On a side note, the upcoming spy RPG, Alpha Protocol looks to use a sort of situational/contextual method of dialog, as does the new splinter cell (to a lesser extent) via the interrogation methods (at least what they've shown so far), so your ideas of time/space/situation context specific commands is a very doable idea. Looking at the console workability, it might be something as simple as setting each of the 4 main buttons (PS-line, and X-box series) to a general emotion which translates to how the character reacts from context point to context point. I.E. Button 1 = Aggression (action centric), Button 2 = Compassion (dialog centric), Button 3 = Indifference (dialog centric), Button 4 = Fear (action centric). In your example of hearing someone outside the door, the aggression button would draw your gun and get ready to ambush whoever is coming in. The compassion button would wait for the person to come in (it might be the police or some other innocent who you might not want to be pointing a gun at) and try to reason/talk with them, this would generally be the safest method to initiate dialog with an NPC. The indifference button would cause your character to simply ignore the sound and continue about whatever they were doing. The fear button would cause your character to look for a hiding spot to wait and see what is coming through the door. These buttons could be expanded upon to more than 4 as well, to give more responses to the given situation. Also, the time your character has to respond to a given situation would be limited as you mentioned, and when the time runs out, the situation happens as if you had chosen the indifference option.

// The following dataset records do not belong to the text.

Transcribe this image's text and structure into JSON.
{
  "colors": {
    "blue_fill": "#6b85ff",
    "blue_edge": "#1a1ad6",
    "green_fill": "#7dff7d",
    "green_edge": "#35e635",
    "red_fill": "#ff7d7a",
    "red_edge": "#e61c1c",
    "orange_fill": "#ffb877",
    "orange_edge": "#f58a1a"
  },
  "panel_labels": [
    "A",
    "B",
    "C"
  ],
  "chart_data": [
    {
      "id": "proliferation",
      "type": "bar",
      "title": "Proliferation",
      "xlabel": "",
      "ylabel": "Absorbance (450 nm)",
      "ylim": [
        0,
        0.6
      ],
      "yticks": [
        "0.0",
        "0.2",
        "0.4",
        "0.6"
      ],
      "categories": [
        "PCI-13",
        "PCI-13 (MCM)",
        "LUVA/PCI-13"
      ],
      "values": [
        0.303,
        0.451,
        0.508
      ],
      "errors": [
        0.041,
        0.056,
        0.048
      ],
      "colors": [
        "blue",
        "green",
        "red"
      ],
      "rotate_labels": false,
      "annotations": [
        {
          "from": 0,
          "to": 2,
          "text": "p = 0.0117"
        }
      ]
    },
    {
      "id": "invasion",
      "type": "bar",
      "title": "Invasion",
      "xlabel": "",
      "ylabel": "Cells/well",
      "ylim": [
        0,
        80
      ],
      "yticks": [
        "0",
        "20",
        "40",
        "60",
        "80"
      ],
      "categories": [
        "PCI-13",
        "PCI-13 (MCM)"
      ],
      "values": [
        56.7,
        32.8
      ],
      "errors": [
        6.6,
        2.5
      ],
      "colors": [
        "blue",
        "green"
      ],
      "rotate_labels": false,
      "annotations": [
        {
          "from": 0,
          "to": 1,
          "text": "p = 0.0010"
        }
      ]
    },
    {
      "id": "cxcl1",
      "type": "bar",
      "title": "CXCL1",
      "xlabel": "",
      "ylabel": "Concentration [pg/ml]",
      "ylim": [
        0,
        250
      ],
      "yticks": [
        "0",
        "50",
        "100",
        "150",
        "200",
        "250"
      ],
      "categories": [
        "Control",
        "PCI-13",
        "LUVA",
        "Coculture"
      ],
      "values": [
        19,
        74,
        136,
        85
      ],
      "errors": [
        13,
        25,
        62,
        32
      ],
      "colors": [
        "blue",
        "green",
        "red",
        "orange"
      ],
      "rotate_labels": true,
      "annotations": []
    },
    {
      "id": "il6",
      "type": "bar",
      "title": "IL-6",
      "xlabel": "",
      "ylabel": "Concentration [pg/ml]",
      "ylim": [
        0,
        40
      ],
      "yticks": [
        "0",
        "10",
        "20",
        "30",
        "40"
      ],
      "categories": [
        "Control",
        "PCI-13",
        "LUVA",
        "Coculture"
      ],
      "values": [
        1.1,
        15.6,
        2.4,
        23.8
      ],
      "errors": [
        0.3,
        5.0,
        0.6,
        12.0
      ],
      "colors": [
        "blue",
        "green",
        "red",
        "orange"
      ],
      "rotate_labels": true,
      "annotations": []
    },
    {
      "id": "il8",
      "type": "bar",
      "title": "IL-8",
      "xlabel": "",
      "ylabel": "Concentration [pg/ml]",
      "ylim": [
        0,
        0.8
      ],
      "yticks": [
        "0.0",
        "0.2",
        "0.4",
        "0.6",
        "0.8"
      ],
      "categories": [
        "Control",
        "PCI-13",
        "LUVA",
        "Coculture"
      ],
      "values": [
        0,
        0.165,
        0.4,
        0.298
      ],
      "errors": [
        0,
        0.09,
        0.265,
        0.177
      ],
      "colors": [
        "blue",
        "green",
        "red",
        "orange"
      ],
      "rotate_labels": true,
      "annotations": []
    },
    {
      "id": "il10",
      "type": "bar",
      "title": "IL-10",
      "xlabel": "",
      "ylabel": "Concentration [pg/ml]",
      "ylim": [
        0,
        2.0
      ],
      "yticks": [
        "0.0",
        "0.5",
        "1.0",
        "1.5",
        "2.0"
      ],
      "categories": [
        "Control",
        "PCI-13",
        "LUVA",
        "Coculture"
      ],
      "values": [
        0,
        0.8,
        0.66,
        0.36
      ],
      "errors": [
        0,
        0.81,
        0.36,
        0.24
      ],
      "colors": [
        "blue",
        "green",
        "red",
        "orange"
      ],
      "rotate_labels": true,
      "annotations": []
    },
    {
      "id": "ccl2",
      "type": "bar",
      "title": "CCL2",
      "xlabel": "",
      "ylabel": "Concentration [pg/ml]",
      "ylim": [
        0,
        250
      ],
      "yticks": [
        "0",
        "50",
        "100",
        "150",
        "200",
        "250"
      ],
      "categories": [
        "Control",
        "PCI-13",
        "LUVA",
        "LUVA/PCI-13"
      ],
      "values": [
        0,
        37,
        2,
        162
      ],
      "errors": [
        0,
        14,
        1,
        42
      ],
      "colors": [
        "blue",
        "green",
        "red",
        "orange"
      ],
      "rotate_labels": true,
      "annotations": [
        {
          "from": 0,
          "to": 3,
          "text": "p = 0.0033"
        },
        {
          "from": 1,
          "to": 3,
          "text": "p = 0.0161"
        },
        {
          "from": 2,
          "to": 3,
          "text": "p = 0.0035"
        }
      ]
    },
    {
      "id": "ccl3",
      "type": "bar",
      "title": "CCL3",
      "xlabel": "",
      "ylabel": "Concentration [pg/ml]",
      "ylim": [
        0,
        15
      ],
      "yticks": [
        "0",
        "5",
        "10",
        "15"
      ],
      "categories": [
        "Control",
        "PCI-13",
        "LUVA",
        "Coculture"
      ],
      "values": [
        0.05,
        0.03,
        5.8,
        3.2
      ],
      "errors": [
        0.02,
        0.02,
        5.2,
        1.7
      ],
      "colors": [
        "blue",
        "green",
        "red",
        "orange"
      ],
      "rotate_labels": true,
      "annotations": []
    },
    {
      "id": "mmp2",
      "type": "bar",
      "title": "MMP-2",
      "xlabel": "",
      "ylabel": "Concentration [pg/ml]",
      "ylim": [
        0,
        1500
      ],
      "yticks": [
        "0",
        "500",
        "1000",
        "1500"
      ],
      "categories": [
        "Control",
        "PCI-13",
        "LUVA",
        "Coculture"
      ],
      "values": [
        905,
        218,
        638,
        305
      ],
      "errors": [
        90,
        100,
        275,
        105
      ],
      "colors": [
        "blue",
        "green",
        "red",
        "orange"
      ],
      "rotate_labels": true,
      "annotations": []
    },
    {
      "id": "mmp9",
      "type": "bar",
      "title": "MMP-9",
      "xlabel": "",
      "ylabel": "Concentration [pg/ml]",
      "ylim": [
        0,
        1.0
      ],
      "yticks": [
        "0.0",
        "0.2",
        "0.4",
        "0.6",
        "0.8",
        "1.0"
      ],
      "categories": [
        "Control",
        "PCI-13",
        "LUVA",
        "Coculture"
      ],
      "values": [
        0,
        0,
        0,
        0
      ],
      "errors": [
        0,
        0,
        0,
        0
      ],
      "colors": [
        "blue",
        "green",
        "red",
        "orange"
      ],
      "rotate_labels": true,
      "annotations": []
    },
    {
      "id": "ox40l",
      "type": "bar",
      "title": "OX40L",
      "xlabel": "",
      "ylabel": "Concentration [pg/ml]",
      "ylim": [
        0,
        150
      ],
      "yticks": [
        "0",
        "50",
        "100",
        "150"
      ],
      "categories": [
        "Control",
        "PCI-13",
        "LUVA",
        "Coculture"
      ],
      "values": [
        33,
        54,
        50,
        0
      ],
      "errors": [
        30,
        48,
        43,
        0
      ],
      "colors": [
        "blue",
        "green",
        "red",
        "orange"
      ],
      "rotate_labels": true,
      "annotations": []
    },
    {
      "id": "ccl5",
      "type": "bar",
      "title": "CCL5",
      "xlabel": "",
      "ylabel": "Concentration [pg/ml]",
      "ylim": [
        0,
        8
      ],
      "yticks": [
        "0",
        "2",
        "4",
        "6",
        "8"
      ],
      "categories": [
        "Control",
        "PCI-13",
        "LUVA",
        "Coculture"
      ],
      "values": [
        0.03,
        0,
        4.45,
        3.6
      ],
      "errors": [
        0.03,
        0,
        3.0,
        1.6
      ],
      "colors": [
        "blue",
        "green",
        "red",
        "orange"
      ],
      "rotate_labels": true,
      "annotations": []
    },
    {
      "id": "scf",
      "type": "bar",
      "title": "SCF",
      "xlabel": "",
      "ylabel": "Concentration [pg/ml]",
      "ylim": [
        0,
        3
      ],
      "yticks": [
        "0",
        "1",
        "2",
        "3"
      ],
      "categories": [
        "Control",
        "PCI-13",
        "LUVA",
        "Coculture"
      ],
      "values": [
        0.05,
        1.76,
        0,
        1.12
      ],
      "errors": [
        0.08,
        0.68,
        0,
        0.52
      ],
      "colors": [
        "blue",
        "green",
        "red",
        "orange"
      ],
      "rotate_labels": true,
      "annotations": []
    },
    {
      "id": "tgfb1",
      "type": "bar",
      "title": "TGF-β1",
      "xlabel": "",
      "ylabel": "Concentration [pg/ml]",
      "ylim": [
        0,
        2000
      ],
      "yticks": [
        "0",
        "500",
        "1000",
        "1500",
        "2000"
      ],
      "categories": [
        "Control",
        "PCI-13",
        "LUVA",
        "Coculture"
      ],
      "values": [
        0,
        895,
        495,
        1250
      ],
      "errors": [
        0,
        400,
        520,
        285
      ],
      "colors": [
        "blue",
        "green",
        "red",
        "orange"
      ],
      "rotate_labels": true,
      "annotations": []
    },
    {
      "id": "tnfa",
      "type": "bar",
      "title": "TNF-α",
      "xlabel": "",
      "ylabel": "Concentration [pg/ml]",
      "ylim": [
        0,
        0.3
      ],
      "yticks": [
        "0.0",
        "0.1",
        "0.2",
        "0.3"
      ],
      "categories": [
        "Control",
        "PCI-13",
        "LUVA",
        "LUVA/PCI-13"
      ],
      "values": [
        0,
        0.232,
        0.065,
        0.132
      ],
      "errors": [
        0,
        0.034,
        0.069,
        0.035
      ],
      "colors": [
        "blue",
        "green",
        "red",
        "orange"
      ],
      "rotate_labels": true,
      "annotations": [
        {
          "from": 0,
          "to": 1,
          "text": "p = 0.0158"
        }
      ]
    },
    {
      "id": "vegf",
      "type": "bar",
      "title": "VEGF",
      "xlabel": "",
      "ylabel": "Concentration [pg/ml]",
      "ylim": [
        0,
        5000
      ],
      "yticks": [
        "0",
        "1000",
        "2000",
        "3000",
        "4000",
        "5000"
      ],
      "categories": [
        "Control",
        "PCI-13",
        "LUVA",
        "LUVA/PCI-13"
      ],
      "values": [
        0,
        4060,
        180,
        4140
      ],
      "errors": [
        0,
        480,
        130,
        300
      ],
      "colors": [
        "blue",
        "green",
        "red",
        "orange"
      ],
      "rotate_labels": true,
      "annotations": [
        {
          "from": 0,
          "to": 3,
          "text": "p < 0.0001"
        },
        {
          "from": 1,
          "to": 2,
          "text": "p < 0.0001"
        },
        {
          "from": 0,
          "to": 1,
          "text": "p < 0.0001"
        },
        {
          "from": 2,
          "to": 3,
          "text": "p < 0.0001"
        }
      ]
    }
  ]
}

Either way, moving beyond QTEs to create a 'real' feeling game would make for one hell of a game (provided the story and gameplay itself was good), at least in my opinion.

-SoulMan (previous anon poster)

Anonymous said...

"But building genuinely different gameplay is a heck of a tall order."

Very true, and sadly people (especially a lot of the gaming audience simply want more of the same, which means new ideas unless done flawlessly don't take off the way they should, even if they review well). Though it might be a good building block for an indy game concept on a smaller scale than a full AA game. Ah well, here's to hoping. :)

-SoulMan

Dread Lord CyberSkull said...

I like that worst idea.

Makes me think back to the Déjà Vue game I played on NES.

Albey Amakiir said...

From the short Steam description of Mount and Blade, it sounds like what Dwarf Fortress adventure mode will eventually become. Except that, in DF, when you die, the world keeps going.

ScottMcTony said...

An example that is maybe not as heavy as, uh, Heavy Rain, but which I enjoyed far more, is the climax of Mass Effect 2, wherein anyone (and potentially everyone) on your team can die, including you.

Jack said...

Assuming a PC control scheme, you could have the typical WASD to move/mouse to look deal, then use the 1234 buttons to make dialogue choices in real time- so the player can still move around and do things as they talk. The act of drawing your gun would take time, and you wouldn't want to have it out in front of civilians. If an enemy has the drop on you, he can shoot you before you have time to draw your gun. So a typical scenario could involve you talking to a thug to distract him enough to allow you to draw your gun and shoot him.

And then you could have a general paragon/renegade system where the story changes based on your methods- killing everyone or avoiding fatalaties wherever possible.